问题
I have a code in .cpp
namespapce A
{
namespace
{
static CMutex initMutex;
}
void init()
{
//code here
}
void uninit()
{
//code here
}
}
What is the different if I remove the static in the mutex and if there is a static? And what is the use of the static?
Thanks!
回答1:
If mutex is static and if it would have been in the header and that header included in 2 cpp files(2 translational units), the lock applied by the code in first file will not be seen by the second file which is dangerous. This is because the 2 units has separate static of the mutex. In that case a global mutex is preferable.
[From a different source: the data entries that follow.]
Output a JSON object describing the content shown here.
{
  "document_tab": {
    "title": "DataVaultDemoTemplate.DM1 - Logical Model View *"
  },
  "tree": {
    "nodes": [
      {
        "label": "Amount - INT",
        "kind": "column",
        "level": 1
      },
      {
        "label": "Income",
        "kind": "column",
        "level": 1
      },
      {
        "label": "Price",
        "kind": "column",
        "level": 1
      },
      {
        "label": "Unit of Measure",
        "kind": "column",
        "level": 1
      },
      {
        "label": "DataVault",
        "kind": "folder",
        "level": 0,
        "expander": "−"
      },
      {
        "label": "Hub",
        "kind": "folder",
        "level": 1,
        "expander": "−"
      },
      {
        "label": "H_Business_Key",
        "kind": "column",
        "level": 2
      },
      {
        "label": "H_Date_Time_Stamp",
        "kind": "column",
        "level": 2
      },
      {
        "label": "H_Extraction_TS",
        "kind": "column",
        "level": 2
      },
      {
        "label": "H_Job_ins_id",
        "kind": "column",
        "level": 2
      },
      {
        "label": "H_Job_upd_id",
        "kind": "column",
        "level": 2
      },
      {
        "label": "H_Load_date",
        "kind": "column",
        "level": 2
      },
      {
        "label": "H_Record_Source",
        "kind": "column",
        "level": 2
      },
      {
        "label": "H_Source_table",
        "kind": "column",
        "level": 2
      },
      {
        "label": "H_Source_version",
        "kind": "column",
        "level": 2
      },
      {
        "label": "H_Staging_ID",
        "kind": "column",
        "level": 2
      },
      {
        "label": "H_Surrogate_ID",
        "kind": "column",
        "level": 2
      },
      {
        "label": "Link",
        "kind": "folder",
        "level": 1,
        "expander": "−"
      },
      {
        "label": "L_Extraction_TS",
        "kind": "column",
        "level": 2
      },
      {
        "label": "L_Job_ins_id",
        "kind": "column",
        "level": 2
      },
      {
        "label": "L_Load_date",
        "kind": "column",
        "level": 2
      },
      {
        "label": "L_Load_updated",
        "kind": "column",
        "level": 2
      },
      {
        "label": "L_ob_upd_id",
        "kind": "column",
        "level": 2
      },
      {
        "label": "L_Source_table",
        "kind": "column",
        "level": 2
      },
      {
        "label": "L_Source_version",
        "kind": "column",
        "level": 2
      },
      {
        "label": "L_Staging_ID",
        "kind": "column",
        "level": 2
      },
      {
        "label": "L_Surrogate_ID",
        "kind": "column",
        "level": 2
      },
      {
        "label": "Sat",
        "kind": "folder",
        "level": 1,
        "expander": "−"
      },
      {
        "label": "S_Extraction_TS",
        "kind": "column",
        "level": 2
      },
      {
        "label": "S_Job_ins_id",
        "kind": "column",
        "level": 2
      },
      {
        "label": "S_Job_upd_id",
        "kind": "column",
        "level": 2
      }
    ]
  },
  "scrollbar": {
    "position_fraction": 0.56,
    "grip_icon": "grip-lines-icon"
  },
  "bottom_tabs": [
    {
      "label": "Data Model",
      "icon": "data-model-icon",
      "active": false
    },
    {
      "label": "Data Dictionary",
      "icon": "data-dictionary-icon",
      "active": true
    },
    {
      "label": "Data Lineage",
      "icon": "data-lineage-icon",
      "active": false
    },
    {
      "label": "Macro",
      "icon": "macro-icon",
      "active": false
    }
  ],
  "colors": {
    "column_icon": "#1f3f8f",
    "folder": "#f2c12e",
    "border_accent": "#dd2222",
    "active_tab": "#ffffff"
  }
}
If this is C++ then use RAII mechanism to manage mutex lock and unlock. THis is c++, where is the class? Encapsulate things into a class.
RAII example (basic one, things can be encapsulated into class): http://en.wikipedia.org/wiki/Resource_Acquisition_Is_Initialization
回答2:
You are Kind of mixing up C and C++. The keyword static
in C has the intention to narrow the scope of a variable down to the translation unit. You could define it globally in the translation unit, but it was not visible to other translation-units.
Bjarne Stroustrup recommends to use anonymous namespaces
in C++ instead of using static
like in C.
From this post it says
The C++ Standard reads in section 7.3.1.1 Unnamed namespaces, paragraph 2:
The use of the static keyword is deprecated when declaring objects
in a namespace scope, the unnamed-namespace provides a superior alternative.
Static only applies to names of objects, functions, and anonymous unions, not to type declarations.
回答3:
static merely does two things:
makes a variable to exist for the entire life of a program (but this is global level, so anything here exist for the whole program life!)
makes a variable visible only in the translation unit it is declared (but this apply to whatever is in an anonymous namespace).
So, in fact, in this particular context, static does nothing.